Октавиан усиленно думал. «Он знает, что командир из меня никакой, он хочет, чтобы мне задали трепку. Ну что ж, думаю, Сальвидиен мог бы взять командование на себя. Но надо ли это мне? Нет, не надо. Я не могу сняться с места. Если я сделаю это, сенат увидит во мне еще одного молодого Помпея Магна, самоуверенного и чрезмерно амбициозного. Один неверный шаг – и у меня отнимут не только армию, но и жизнь. Что же мне делать? Как сказать Дециму „нет“?»
– Я отказываюсь выступить против Публия Вентидия, – спокойно сказал он.
– Почему? – воскликнул пораженный Децим.
– Потому что этот совет дал мне убийца отца.
– Ты, наверное, шутишь! В этой борьбе мы с тобой на одной стороне!

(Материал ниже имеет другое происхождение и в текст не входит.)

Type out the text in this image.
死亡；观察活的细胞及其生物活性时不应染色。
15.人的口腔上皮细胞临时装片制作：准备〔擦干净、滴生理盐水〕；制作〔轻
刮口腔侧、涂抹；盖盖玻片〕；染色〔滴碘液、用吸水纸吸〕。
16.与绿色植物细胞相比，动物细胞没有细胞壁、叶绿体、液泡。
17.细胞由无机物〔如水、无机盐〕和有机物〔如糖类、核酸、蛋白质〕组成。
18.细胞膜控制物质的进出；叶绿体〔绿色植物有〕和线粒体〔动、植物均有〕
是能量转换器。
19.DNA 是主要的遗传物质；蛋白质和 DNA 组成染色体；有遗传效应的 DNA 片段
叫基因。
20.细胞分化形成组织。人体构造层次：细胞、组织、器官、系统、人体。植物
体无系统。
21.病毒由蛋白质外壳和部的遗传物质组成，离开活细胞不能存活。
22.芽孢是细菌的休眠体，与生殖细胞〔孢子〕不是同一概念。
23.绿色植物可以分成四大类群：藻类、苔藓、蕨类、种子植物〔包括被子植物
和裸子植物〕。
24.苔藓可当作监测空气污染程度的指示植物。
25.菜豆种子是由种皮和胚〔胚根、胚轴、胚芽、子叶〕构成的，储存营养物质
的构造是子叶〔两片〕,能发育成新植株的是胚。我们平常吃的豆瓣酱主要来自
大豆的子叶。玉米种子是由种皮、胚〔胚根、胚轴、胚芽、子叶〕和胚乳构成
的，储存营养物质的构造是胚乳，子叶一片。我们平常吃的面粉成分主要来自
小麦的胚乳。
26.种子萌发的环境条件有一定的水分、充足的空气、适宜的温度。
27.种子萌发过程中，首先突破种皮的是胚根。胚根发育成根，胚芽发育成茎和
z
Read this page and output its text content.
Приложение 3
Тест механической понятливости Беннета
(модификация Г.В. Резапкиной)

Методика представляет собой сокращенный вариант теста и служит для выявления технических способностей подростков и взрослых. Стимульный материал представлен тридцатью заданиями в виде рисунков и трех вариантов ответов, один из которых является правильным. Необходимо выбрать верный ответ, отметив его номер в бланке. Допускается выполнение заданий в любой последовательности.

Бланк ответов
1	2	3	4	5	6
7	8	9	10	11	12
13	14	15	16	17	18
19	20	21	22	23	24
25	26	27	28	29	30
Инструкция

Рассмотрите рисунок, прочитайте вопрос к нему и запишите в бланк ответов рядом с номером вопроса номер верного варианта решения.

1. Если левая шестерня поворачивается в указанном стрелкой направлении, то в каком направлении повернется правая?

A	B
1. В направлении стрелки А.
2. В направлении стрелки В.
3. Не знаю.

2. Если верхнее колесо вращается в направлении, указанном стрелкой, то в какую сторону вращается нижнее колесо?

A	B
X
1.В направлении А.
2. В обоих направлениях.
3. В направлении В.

– Я никогда не буду на одной стороне с убийцами моего отца.
– Но Вентидия необходимо остановить в Этрурии! Если он соединится с Антонием, все начнется сначала!
– В таком случае пусть будет так, – сказал Октавиан.
Вздохнув с облегчением, он смотрел, как Децим уходит, глубоко возмущенный. Зато у него теперь есть идеальный повод остаться на месте. Убийцам не доверяют, и армия это поймет.
Он не доверял и сенату. Слишком многие там ждали случая объявить наследника Цезаря врагом народа. И вторжение этого наследника в пределы Италии даст им такой шанс. «Как только я войду в Италию с армией, – думал Октавиан, – это расценят как мой второй марш на Рим».
Спустя один рыночный интервал он получил подтверждение, что интуиция его не подводит. От сената пришло сообщение, в котором победа при Мутине объявлялась замечательным ратным подвигом. Но триумф за эту победу предоставлялся Дециму Бруту, который не дрался! Дециму вменялось взять на себя верховное командование в войне против Антония, ему отдавали все легионы, включая принадлежавшие Октавиану, заслужившему лишь овацию – унизительный малый триумф. Фасции погибших консулов надлежало вернуть в храм Венеры Либитины до выборов новых консулов, но о дате выборов ничего не было сказано. Октавиан понял, что никаких выборов вообще не планируется. Чтобы еще больше унизить Октавиана, сенат отменил выплату премий всем его солдатам и сформировал комитет, призванный, выслушав представителей легионов, решить, кому что-то дать, кому нет. Ни Октавиан, ни Децим в состав комитета не входили.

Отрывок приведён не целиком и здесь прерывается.